For more information, see SQL Server backup types.

Modify policy

Modify policy to change backup frequency or retention range.


Any change in the retention period will be applied retrospectively to all the older recovery points besides the new ones.

In the vault dashboard, go to Manage > Backup Policies and choose the policy you want to edit.

Manage backup policy

Modify backup policy

Policy modification will impact all the associated Backup Items and trigger corresponding configure protection jobs.

Inconsistent policy

Sometimes, a modify policy operation can lead to an inconsistent policy version for some backup items. This happens when the corresponding configure protection job fails for the backup item after a modify policy operation is triggered. It appears as follows in the backup item view:

Inconsistent policy

You can fix the policy version for all the impacted items in one click:

Fix inconsistent policy

Unregister a SQL Server instance

Unregister a SQL Server instance after you disable protection but before you delete the vault:

  1. On the vault dashboard, under Manage, select Backup Infrastructure.

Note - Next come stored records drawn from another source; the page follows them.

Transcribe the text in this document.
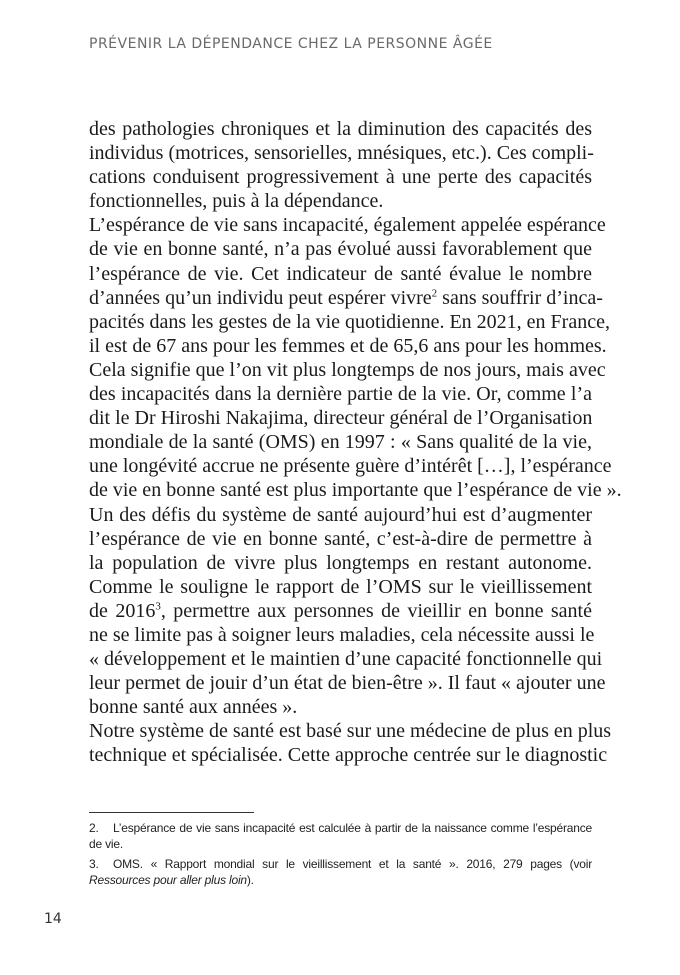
PRÉVENIR LA DÉPENDANCE CHEZ LA PERSONNE ÂGÉE
des pathologies chroniques et la diminution des capacités des
individus (motrices, sensorielles, mnésiques, etc.). Ces compli-
cations conduisent progressivement à une perte des capacités
fonctionnelles, puis à la dépendance.
L’espérance de vie sans incapacité, également appelée espérance
de vie en bonne santé, n’a pas évolué aussi favorablement que
l’espérance de vie. Cet indicateur de santé évalue le nombre
d’années qu’un individu peut espérer vivre$^2$ sans souffrir d’inca-
pacités dans les gestes de la vie quotidienne. En 2021, en France,
il est de 67 ans pour les femmes et de 65,6 ans pour les hommes.
Cela signifie que l’on vit plus longtemps de nos jours, mais avec
des incapacités dans la dernière partie de la vie. Or, comme l’a
dit le Dr Hiroshi Nakajima, directeur général de l’Organisation
mondiale de la santé (OMS) en 1997 : « Sans qualité de la vie,
une longévité accrue ne présente guère d’intérêt […], l’espérance
de vie en bonne santé est plus importante que l’espérance de vie ».
Un des défis du système de santé aujourd’hui est d’augmenter
l’espérance de vie en bonne santé, c’est-à-dire de permettre à
la population de vivre plus longtemps en restant autonome.
Comme le souligne le rapport de l’OMS sur le vieillissement
de 2016$^3$, permettre aux personnes de vieillir en bonne santé
ne se limite pas à soigner leurs maladies, cela nécessite aussi le
« développement et le maintien d’une capacité fonctionnelle qui
leur permet de jouir d’un état de bien-être ». Il faut « ajouter une
bonne santé aux années ».
Notre système de santé est basé sur une médecine de plus en plus
technique et spécialisée. Cette approche centrée sur le diagnostic

2. L’espérance de vie sans incapacité est calculée à partir de la naissance comme l’espérance de vie.

3. OMS. « Rapport mondial sur le vieillissement et la santé ». 2016, 279 pages (voir Ressources pour aller plus loin).

14
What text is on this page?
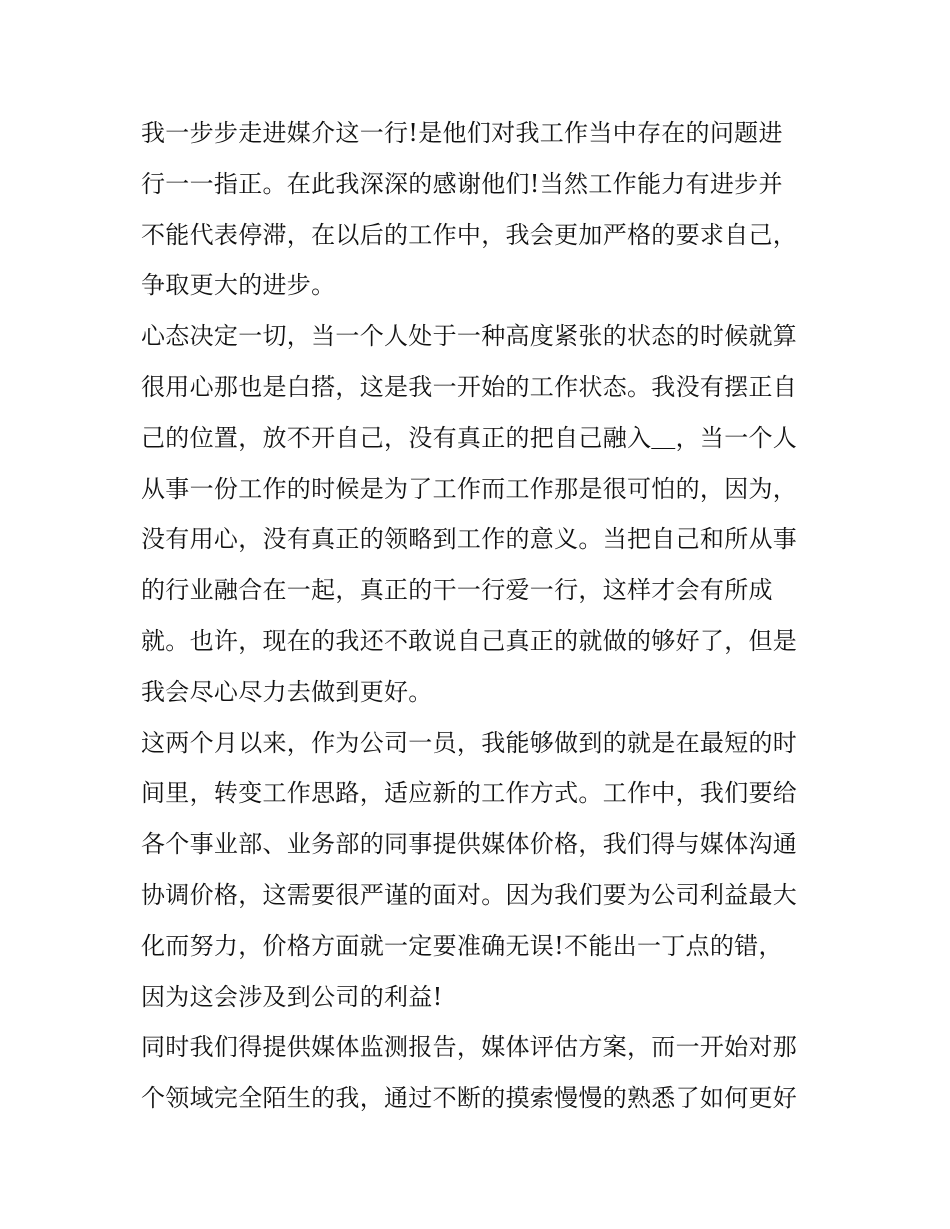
我一步步走进媒介这一行!是他们对我工作当中存在的问题进
行一一指正。在此我深深的感谢他们!当然工作能力有进步并
不能代表停滞，在以后的工作中，我会更加严格的要求自己，
争取更大的进步。
心态决定一切，当一个人处于一种高度紧张的状态的时候就算
很用心那也是白搭，这是我一开始的工作状态。我没有摆正自
己的位置，放不开自己，没有真正的把自己融入＿，当一个人
从事一份工作的时候是为了工作而工作那是很可怕的，因为，
没有用心，没有真正的领略到工作的意义。当把自己和所从事
的行业融合在一起，真正的干一行爱一行，这样才会有所成
就。也许，现在的我还不敢说自己真正的就做的够好了，但是
我会尽心尽力去做到更好。
这两个月以来，作为公司一员，我能够做到的就是在最短的时
间里，转变工作思路，适应新的工作方式。工作中，我们要给
各个事业部、业务部的同事提供媒体价格，我们得与媒体沟通
协调价格，这需要很严谨的面对。因为我们要为公司利益最大
化而努力，价格方面就一定要准确无误!不能出一丁点的错，
因为这会涉及到公司的利益!
同时我们得提供媒体监测报告，媒体评估方案，而一开始对那
个领域完全陌生的我，通过不断的摸索慢慢的熟悉了如何更好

    Select Backup Infrastructure

  2. Under Management Servers, select Protected Servers.

    Select Protected Servers

  3. In Protected Servers, select the server to unregister. To delete the vault, you must unregister all servers.

  4. Right-click the protected server, and select Unregister.

    Select Delete

Re-register extension on the SQL Server VM

Sometimes, the workload extension on the VM may become impacted for one reason or another. In such cases, all the operations triggered on the VM will begin to fail. You may then need to re-register the extension on the VM. The Re-register operation reinstalls the workload backup extension on the VM for operations to continue. You can find this option under Backup Infrastructure in the Recovery Services vault.

Protected servers under Backup Infrastructure

Use this option with caution. When triggered on a VM with an already healthy extension, this operation will cause the extension to get restarted. This may cause all the in-progress jobs to fail. Check for one or more of the symptoms before triggering the re-register operation.